Longfellow Studies: "The Jewish Cemetery at Newport"

Grade Level: 6-8, 9-12 Content Area: English Language Arts, Social Studies
Longfellow's poem "The Jewish Cemetery at Newport" opens up the issue of the earliest history of the Jews in America, and the significant roles they played as businessmen and later benefactors to the greater community. The history of the building itself is notable in terms of early American architecture, its having been designed, apparently gratis, by the most noted architect of the day. Furthermore, the poem traces the history of Newport as kind of a microcosm of New England commercial cities before the industrialization boom. For almost any age student the poem could be used to open up interest in local cemeteries, which are almost always a wealth of curiousities and history. Longfellow and his friends enjoyed exploring cemeteries, and today our little local cemeteries can be used to teach little local histories and parts of the big picture as well. Henry Wadsworth Longfellow visited the Jewish cemetery in Newport, RI on July 9, 1852. His popular poem about the site, published two years later, was certainly a sympathetic portrayal of the place and its people. In addition to Victorian romantic musings about the "Hebrews in their graves," Longfellow includes in this poem references to the historic persecution of the Jews, as well as very specific references to their religious practices.

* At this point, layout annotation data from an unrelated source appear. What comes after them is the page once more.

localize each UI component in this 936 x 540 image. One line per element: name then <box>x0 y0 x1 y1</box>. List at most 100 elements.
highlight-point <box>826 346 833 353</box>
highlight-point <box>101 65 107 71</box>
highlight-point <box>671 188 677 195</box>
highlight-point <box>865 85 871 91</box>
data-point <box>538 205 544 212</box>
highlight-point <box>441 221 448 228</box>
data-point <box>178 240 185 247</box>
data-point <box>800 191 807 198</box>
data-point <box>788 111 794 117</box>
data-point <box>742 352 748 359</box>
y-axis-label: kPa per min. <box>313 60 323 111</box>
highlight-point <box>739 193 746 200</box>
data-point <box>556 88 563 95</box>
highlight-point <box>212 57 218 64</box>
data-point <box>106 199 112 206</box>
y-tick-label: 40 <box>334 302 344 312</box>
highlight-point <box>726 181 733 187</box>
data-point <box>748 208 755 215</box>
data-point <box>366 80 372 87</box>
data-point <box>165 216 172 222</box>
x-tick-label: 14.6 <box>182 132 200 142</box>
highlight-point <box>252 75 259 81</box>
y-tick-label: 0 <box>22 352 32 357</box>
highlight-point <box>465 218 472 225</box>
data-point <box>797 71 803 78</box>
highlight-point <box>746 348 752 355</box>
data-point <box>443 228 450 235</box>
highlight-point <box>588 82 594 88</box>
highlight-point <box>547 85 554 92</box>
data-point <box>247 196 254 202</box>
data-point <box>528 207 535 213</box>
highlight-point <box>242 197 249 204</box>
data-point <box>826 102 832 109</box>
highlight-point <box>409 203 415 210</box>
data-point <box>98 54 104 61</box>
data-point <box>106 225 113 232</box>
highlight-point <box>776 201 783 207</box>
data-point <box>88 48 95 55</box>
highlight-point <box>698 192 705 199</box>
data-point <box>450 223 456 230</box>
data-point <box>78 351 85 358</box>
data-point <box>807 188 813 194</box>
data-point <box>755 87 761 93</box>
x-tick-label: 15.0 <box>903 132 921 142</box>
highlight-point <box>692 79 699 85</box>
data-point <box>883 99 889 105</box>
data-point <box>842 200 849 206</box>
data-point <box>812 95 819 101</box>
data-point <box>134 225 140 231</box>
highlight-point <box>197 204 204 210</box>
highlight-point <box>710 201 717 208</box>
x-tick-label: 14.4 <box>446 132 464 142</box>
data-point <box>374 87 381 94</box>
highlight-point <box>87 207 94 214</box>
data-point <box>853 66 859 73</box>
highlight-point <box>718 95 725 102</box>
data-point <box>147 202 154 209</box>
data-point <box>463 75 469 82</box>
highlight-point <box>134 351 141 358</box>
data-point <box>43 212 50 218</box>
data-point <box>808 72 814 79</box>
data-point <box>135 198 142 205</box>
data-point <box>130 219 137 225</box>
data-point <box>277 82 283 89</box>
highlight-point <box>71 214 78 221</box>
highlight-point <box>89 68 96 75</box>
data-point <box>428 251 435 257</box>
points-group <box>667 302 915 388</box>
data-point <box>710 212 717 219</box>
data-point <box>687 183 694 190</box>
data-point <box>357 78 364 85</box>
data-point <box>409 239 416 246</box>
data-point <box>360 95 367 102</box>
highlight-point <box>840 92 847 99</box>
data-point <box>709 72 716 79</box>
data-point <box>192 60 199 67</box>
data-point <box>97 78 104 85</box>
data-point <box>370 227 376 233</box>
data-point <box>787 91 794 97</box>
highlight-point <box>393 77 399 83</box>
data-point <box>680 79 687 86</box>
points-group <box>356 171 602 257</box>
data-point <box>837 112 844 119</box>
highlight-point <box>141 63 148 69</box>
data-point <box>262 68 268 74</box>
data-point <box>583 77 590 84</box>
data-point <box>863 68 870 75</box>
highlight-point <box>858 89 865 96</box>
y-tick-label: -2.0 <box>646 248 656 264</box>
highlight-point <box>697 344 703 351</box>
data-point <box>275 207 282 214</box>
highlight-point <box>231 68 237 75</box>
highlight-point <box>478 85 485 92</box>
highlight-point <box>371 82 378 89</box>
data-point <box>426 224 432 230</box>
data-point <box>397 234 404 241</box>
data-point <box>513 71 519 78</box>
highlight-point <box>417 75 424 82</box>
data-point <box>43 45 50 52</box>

Since the cemetery and the nearby synagogue were restored and protected with an infusion of funding just a couple years after Longfellow's visit, and later a congregation again assembled, his gloomy predictions about the place proved false (never mind the conclusion of the poem, "And the dead nations never rise again!"). Nevertheless, it is a fascinating poem, and an interesting window into the history of the nation's oldest extant synagogue.